In West Philadelphia, Blake said she thinks some of the bookstore’s older customers are more fearful of going out at night due to public safety concerns. Blake recently shortened the store’s extended holiday hours, because, unlike in prior years, no one was coming in between 6 and 7 p.m.
The Eagles boost businesses
Small business that were more optimistic had one thing in common: They’re Philly-centric shops that sell a lot of Eagles gear.
For South Fellini, the Philly lifestyle brand, annual sales will undoubtedly be up this year, buoyed by a strong holiday season, said Johnny Zito, who co-owns the business with Tony Trov. That’s thanks to a successful 2023 for the Eagles and Phillies; the recent popularity of their Italian-Market burn-barrel Yule log video and their original holiday song, “If You Give Me Seven Fishes;” and increased foot traffic at the East Passyunk storefront, which reopened last year after a two-year pandemic hiatus.
“Compared to the last few years, it’s been great,” Zito said.

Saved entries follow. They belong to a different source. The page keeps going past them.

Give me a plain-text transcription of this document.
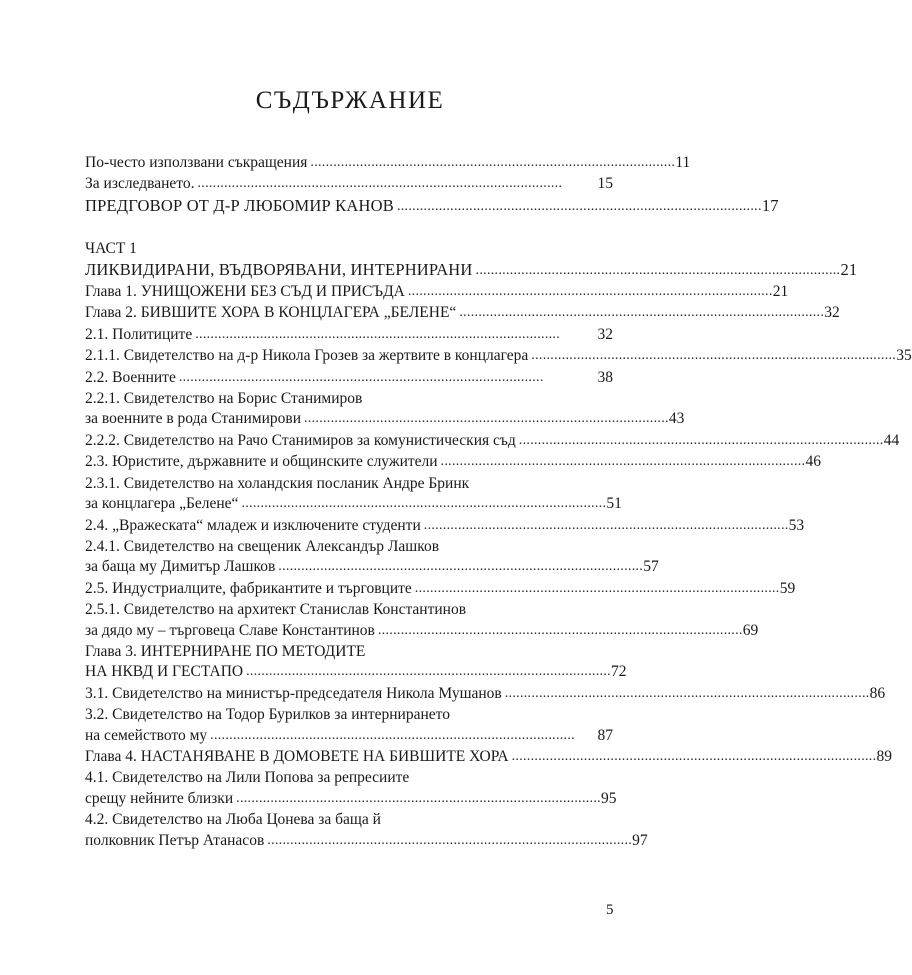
СЪДЪРЖАНИЕ
По-често използвани съкращения . . .	11
За изследването. . . .	15
ПРЕДГОВОР ОТ Д-Р ЛЮБОМИР КАНОВ . . .	17
ЧАСТ 1
ЛИКВИДИРАНИ, ВЪДВОРЯВАНИ, ИНТЕРНИРАНИ . . .	21
Глава 1. УНИЩОЖЕНИ БЕЗ СЪД И ПРИСЪДА . . .	21
Глава 2. БИВШИТЕ ХОРА В КОНЦЛАГЕРА „БЕЛЕНЕ“ . . .	32
2.1. Политиците . . .	32
2.1.1. Свидетелство на д-р Никола Грозев за жертвите в концлагера . . .	35
2.2. Военните . . .	38
2.2.1. Свидетелство на Борис Станимиров
за военните в рода Станимирови . . .	43
2.2.2. Свидетелство на Рачо Станимиров за комунистическия съд . . .	44
2.3. Юристите, държавните и общинските служители . . .	46
2.3.1. Свидетелство на холандския посланик Андре Бринк
за концлагера „Белене“ . . .	51
2.4. „Вражеската“ младеж и изключените студенти . . .	53
2.4.1. Свидетелство на свещеник Александър Лашков
за баща му Димитър Лашков . . .	57
2.5. Индустриалците, фабрикантите и търговците . . .	59
2.5.1. Свидетелство на архитект Станислав Константинов
за дядо му – търговеца Славе Константинов . . .	69
Глава 3. ИНТЕРНИРАНЕ ПО МЕТОДИТЕ
НА НКВД И ГЕСТАПО . . .	72
3.1. Свидетелство на министър-председателя Никола Мушанов . . .	86
3.2. Свидетелство на Тодор Бурилков за интернирането
на семейството му . . .	87
Глава 4. НАСТАНЯВАНЕ В ДОМОВЕТЕ НА БИВШИТЕ ХОРА . . .	89
4.1. Свидетелство на Лили Попова за репресиите
срещу нейните близки . . .	95
4.2. Свидетелство на Люба Цонева за баща й
полковник Петър Атанасов . . .	97
5
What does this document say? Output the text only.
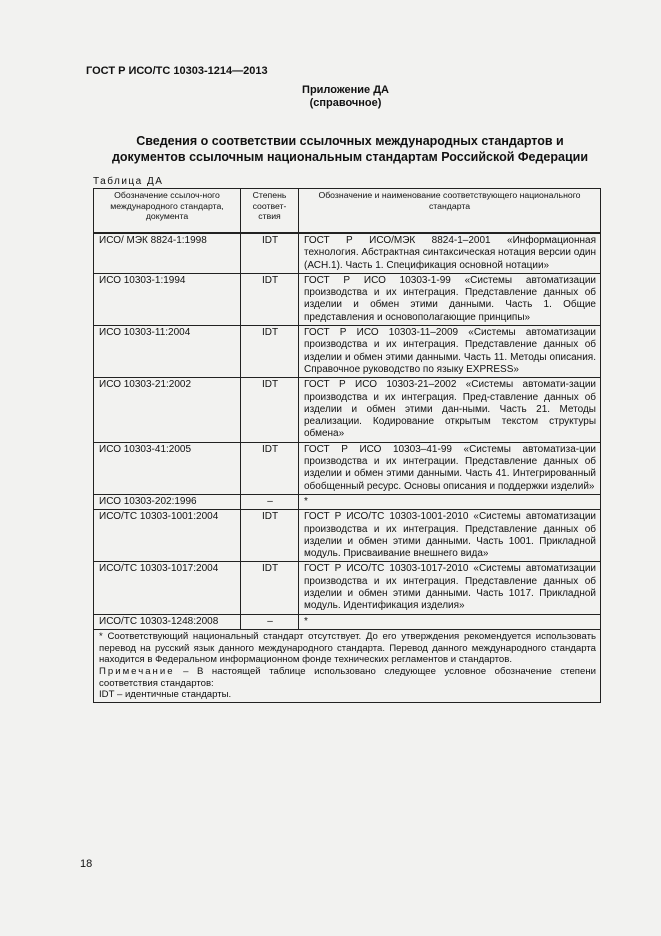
ГОСТ Р ИСО/ТС 10303-1214—2013
Приложение ДА
(справочное)
Сведения о соответствии ссылочных международных стандартов и
документов ссылочным национальным стандартам Российской Федерации
Таблица ДА
Обозначение ссылоч-ного международного стандарта, документа	Степень соответ-ствия	Обозначение и наименование соответствующего национального стандарта
ИСО/ МЭК 8824-1:1998	IDT	ГОСТ Р ИСО/МЭК 8824-1–2001 «Информационная технология. Абстрактная синтаксическая нотация версии один (АСН.1). Часть 1. Спецификация основной нотации»
ИСО 10303-1:1994	IDT	ГОСТ Р ИСО 10303-1-99 «Системы автоматизации производства и их интеграция. Представление данных об изделии и обмен этими данными. Часть 1. Общие представления и основополагающие принципы»
ИСО 10303-11:2004	IDT	ГОСТ Р ИСО 10303-11–2009 «Системы автоматизации производства и их интеграция. Представление данных об изделии и обмен этими данными. Часть 11. Методы описания. Справочное руководство по языку EXPRESS»
ИСО 10303-21:2002	IDT	ГОСТ Р ИСО 10303-21–2002 «Системы автомати-зации производства и их интеграция. Пред-ставление данных об изделии и обмен этими дан-ными. Часть 21. Методы реализации. Кодирование открытым текстом структуры обмена»
ИСО 10303-41:2005	IDT	ГОСТ Р ИСО 10303–41-99 «Системы автоматиза-ции производства и их интеграции. Представление данных об изделии и обмен этими данными. Часть 41. Интегрированный обобщенный ресурс. Основы описания и поддержки изделий»
ИСО 10303-202:1996	–	*
ИСО/ТС 10303-1001:2004	IDT	ГОСТ Р ИСО/ТС 10303-1001-2010 «Системы автоматизации производства и их интеграция. Представление данных об изделии и обмен этими данными. Часть 1001. Прикладной модуль. Присваивание внешнего вида»
ИСО/ТС 10303-1017:2004	IDT	ГОСТ Р ИСО/ТС 10303-1017-2010 «Системы автоматизации производства и их интеграция. Представление данных об изделии и обмен этими данными. Часть 1017. Прикладной модуль. Идентификация изделия»
ИСО/ТС 10303-1248:2008	–	*

* Соответствующий национальный стандарт отсутствует. До его утверждения рекомендуется использовать перевод на русский язык данного международного стандарта. Перевод данного международного стандарта находится в Федеральном информационном фонде технических регламентов и стандартов.
Примечание – В настоящей таблице использовано следующее условное обозначение степени соответствия стандартов:
IDT – идентичные стандарты.		
18
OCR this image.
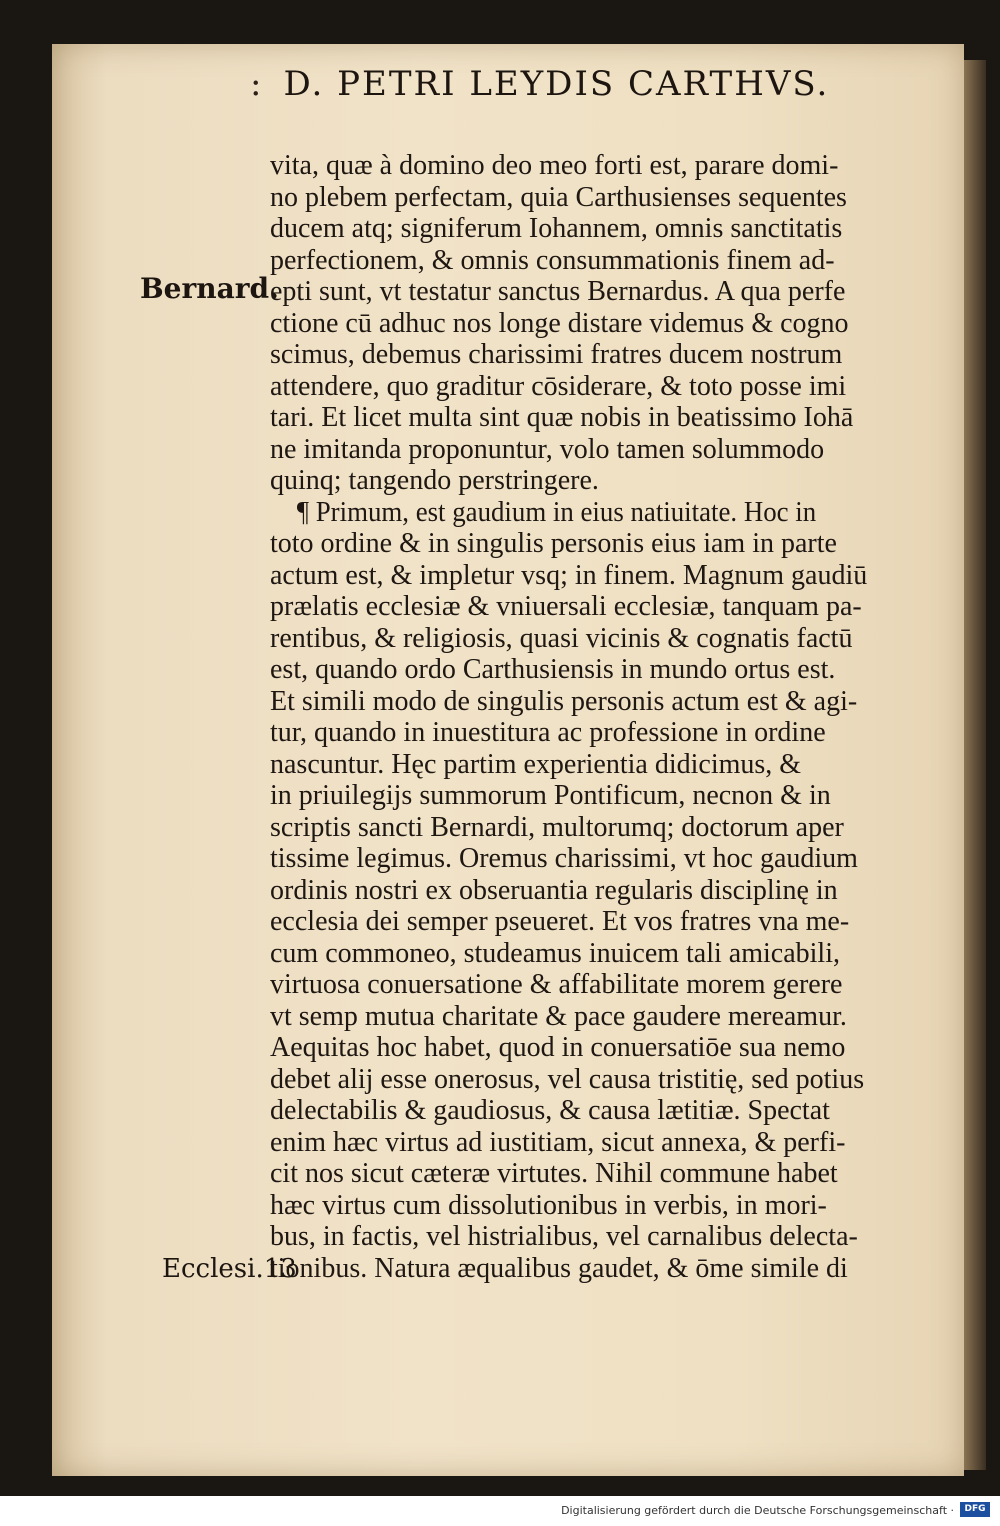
: D. PETRI LEYDIS CARTHVS.
Bernard.
Ecclesi.13
vita, quæ à domino deo meo forti est, parare domi-
no plebem perfectam, quia Carthusienses sequentes
ducem atq; signiferum Iohannem, omnis sanctitatis
perfectionem, & omnis consummationis finem ad-
epti sunt, vt testatur sanctus Bernardus. A qua perfe
ctione cū adhuc nos longe distare videmus & cogno
scimus, debemus charissimi fratres ducem nostrum
attendere, quo graditur cōsiderare, & toto posse imi
tari. Et licet multa sint quæ nobis in beatissimo Iohā
ne imitanda proponuntur, volo tamen solummodo
quinq; tangendo perstringere.
¶ Primum, est gaudium in eius natiuitate. Hoc in
toto ordine & in singulis personis eius iam in parte
actum est, & impletur vsq; in finem. Magnum gaudiū
prælatis ecclesiæ & vniuersali ecclesiæ, tanquam pa-
rentibus, & religiosis, quasi vicinis & cognatis factū
est, quando ordo Carthusiensis in mundo ortus est.
Et simili modo de singulis personis actum est & agi-
tur, quando in inuestitura ac professione in ordine
nascuntur. Hęc partim experientia didicimus, &
in priuilegijs summorum Pontificum, necnon & in
scriptis sancti Bernardi, multorumq; doctorum aper
tissime legimus. Oremus charissimi, vt hoc gaudium
ordinis nostri ex obseruantia regularis disciplinę in
ecclesia dei semper pseueret. Et vos fratres vna me-
cum commoneo, studeamus inuicem tali amicabili,
virtuosa conuersatione & affabilitate morem gerere
vt semp mutua charitate & pace gaudere mereamur.
Aequitas hoc habet, quod in conuersatiōe sua nemo
debet alij esse onerosus, vel causa tristitię, sed potius
delectabilis & gaudiosus, & causa lætitiæ. Spectat
enim hæc virtus ad iustitiam, sicut annexa, & perfi-
cit nos sicut cæteræ virtutes. Nihil commune habet
hæc virtus cum dissolutionibus in verbis, in mori-
bus, in factis, vel histrialibus, vel carnalibus delecta-
tionibus. Natura æqualibus gaudet, & ōme simile di
Digitalisierung gefördert durch die Deutsche Forschungsgemeinschaft ·	DFG
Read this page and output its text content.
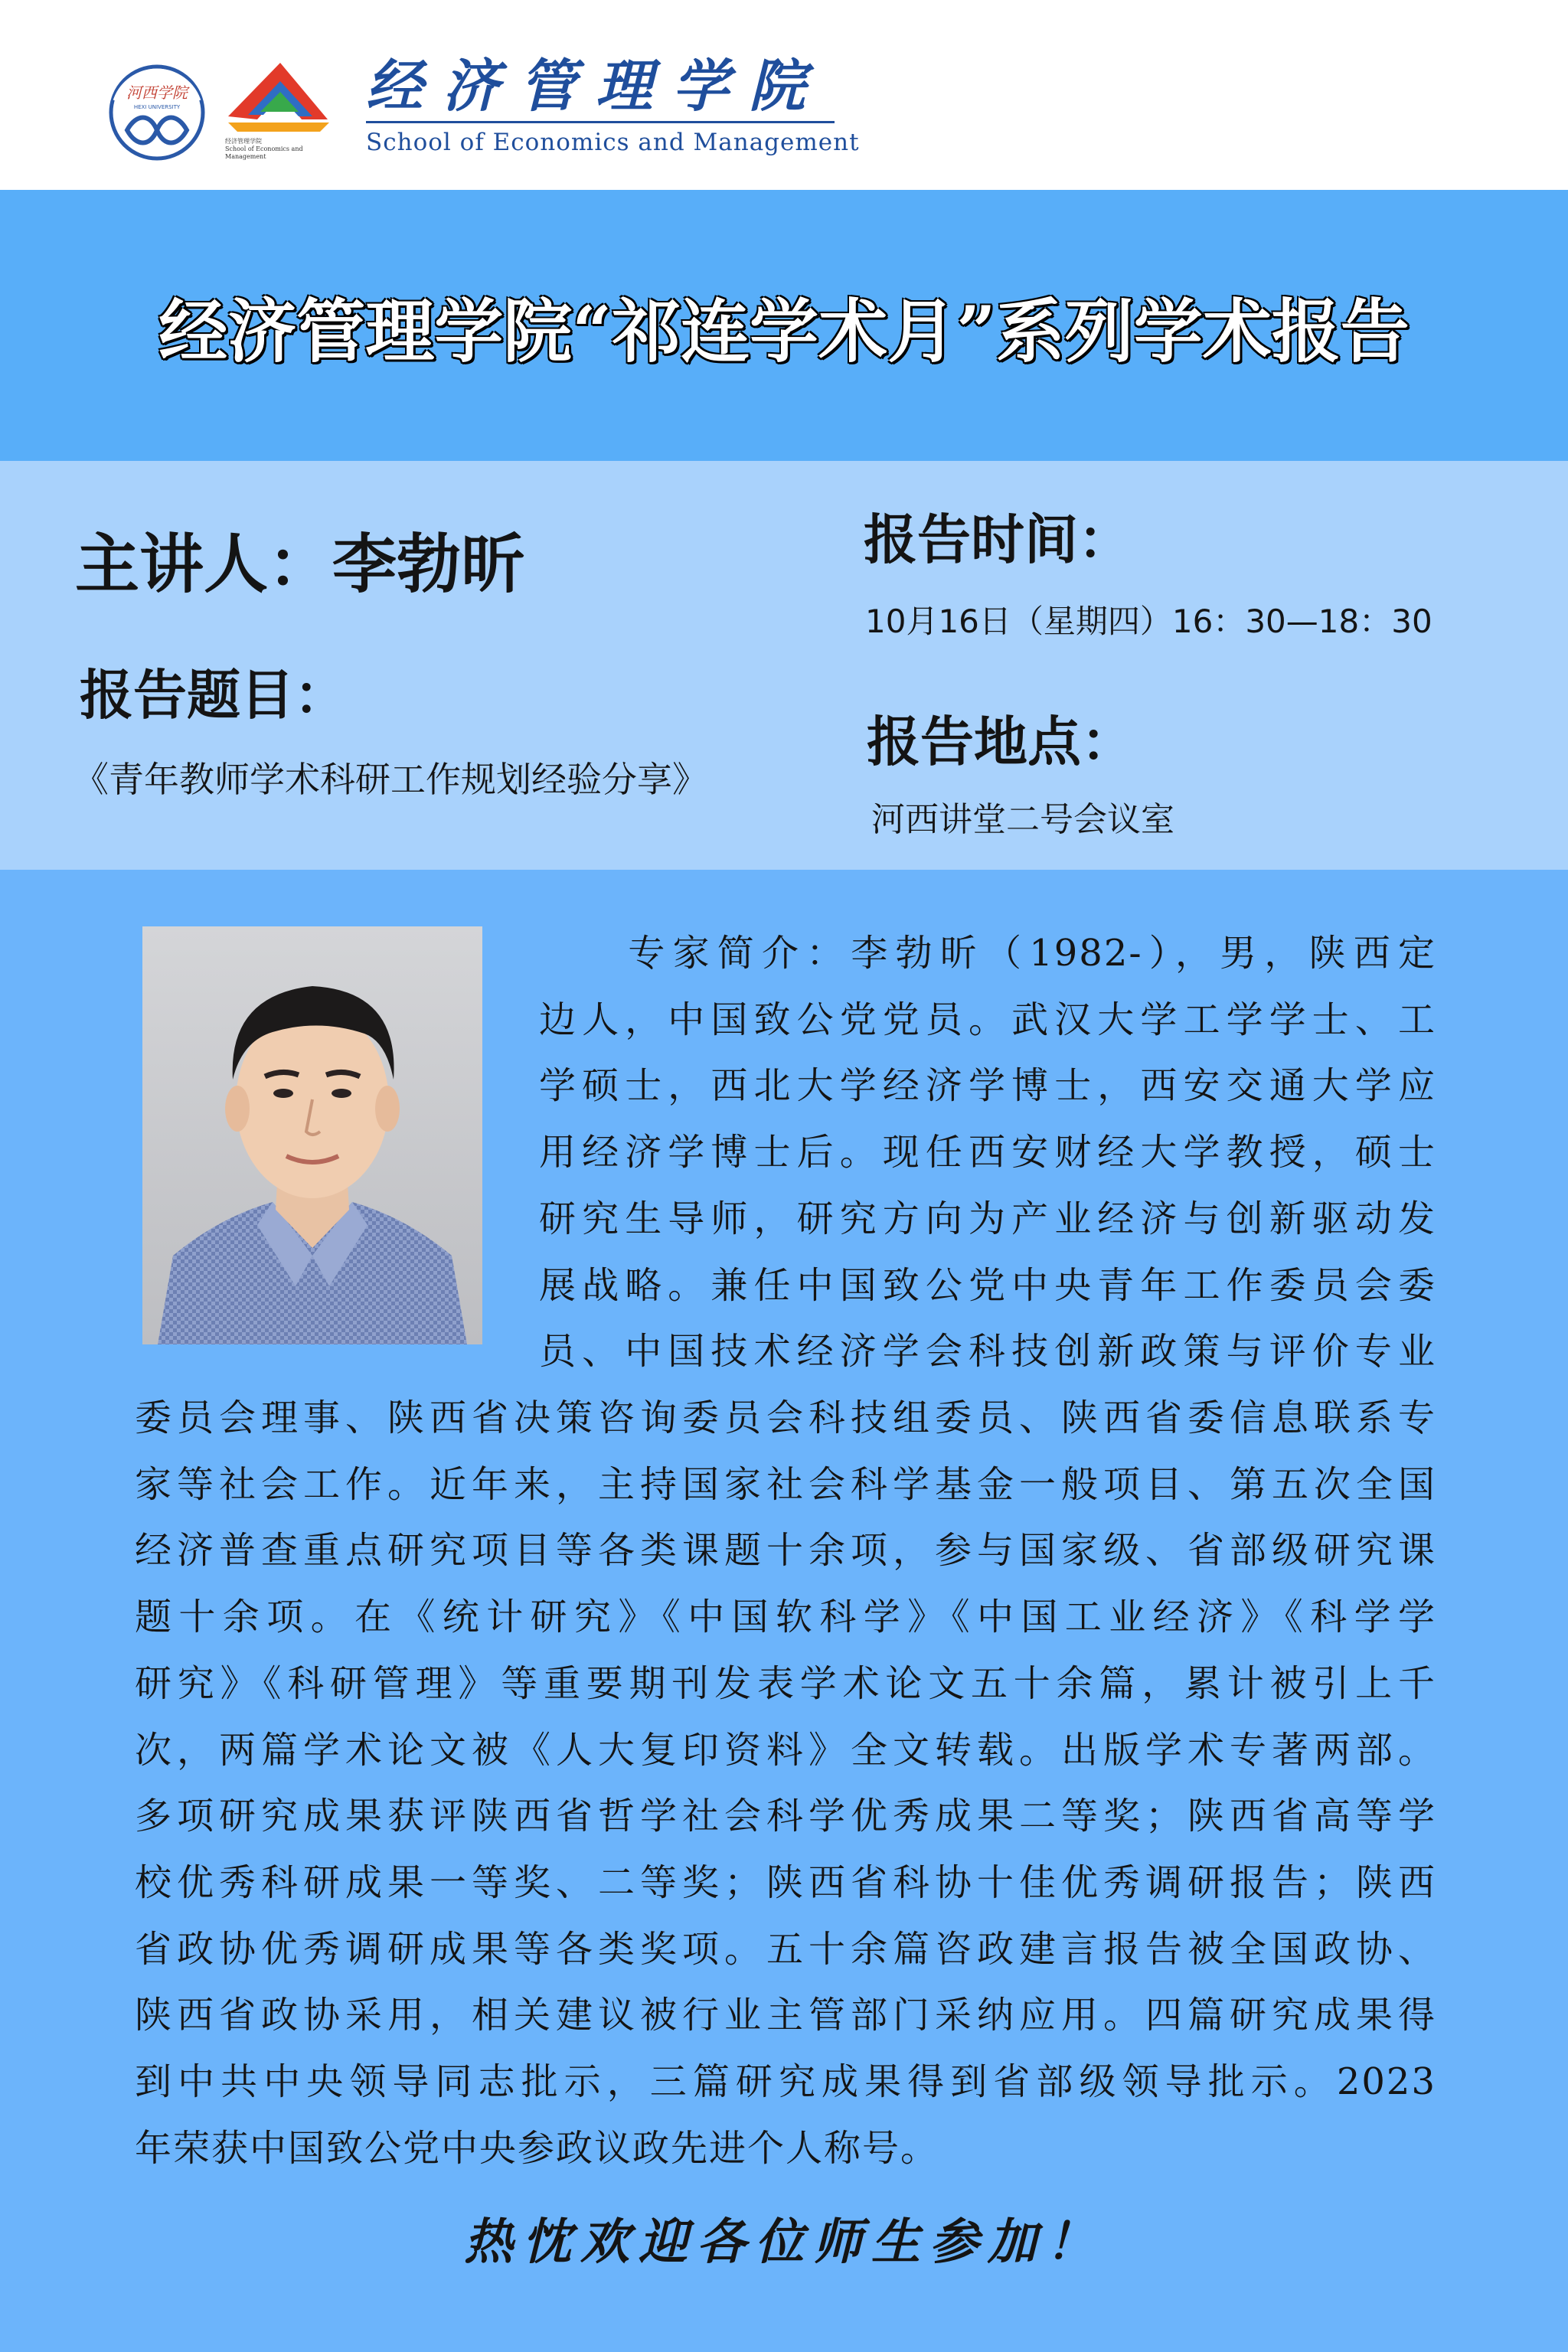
河西学院
HEXI UNIVERSITY
经济管理学院
School of Economics and Management
经济管理学院
School of Economics and Management
经济管理学院“祁连学术月”系列学术报告
主讲人：李勃昕
报告题目：
《青年教师学术科研工作规划经验分享》
报告时间：
10月16日（星期四）16：30—18：30
报告地点：
河西讲堂二号会议室
　　专家简介：李勃昕（1982-），男，陕西定
边人，中国致公党党员。武汉大学工学学士、工
学硕士，西北大学经济学博士，西安交通大学应
用经济学博士后。现任西安财经大学教授，硕士
研究生导师，研究方向为产业经济与创新驱动发
展战略。兼任中国致公党中央青年工作委员会委
员、中国技术经济学会科技创新政策与评价专业
委员会理事、陕西省决策咨询委员会科技组委员、陕西省委信息联系专
家等社会工作。近年来，主持国家社会科学基金一般项目、第五次全国
经济普查重点研究项目等各类课题十余项，参与国家级、省部级研究课
题十余项。在《统计研究》《中国软科学》《中国工业经济》《科学学
研究》《科研管理》等重要期刊发表学术论文五十余篇，累计被引上千
次，两篇学术论文被《人大复印资料》全文转载。出版学术专著两部。
多项研究成果获评陕西省哲学社会科学优秀成果二等奖；陕西省高等学
校优秀科研成果一等奖、二等奖；陕西省科协十佳优秀调研报告；陕西
省政协优秀调研成果等各类奖项。五十余篇咨政建言报告被全国政协、
陕西省政协采用，相关建议被行业主管部门采纳应用。四篇研究成果得
到中共中央领导同志批示，三篇研究成果得到省部级领导批示。2023
年荣获中国致公党中央参政议政先进个人称号。
热忱欢迎各位师生参加！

In store, they’re seeing “a lot of returning faces, a lot of people who haven’t been around the last year or two.”
At Shibe, Michael said the Eagles’ three back-to-back losses may have dampened the “holiday spirit” for some fans who would have otherwise scooped up more Birds’ apparel. But overall, annual sales are up about 10%, and Michael said he expects this weekend to be “wall-to-wall,” especially with the Eagles playing on Christmas.
Even Buddha Babe, which sells luxe baby and toddler clothes, has gotten in on the fandom.
“I started doing a bunch of Eagles stuff just to stay afloat,” said founder Tina Dixon Spence. “We’ve had to kind of adapt.”
Another key to her success, she said: Not renewing the lease on her Mount Airy storefront this spring and transitioning to selling her custom-made products online and at the Philadelphia Visitor Center and CHOP.
The lack of a brick-and-mortar shop has allowed her to rely less on the holiday season.
“I don’t have to do the flashy display. The thing about baby gifting is that’s year-round,” she said. “The brick and mortar, it was all about creating this winter wonderland” just to get customers in the door.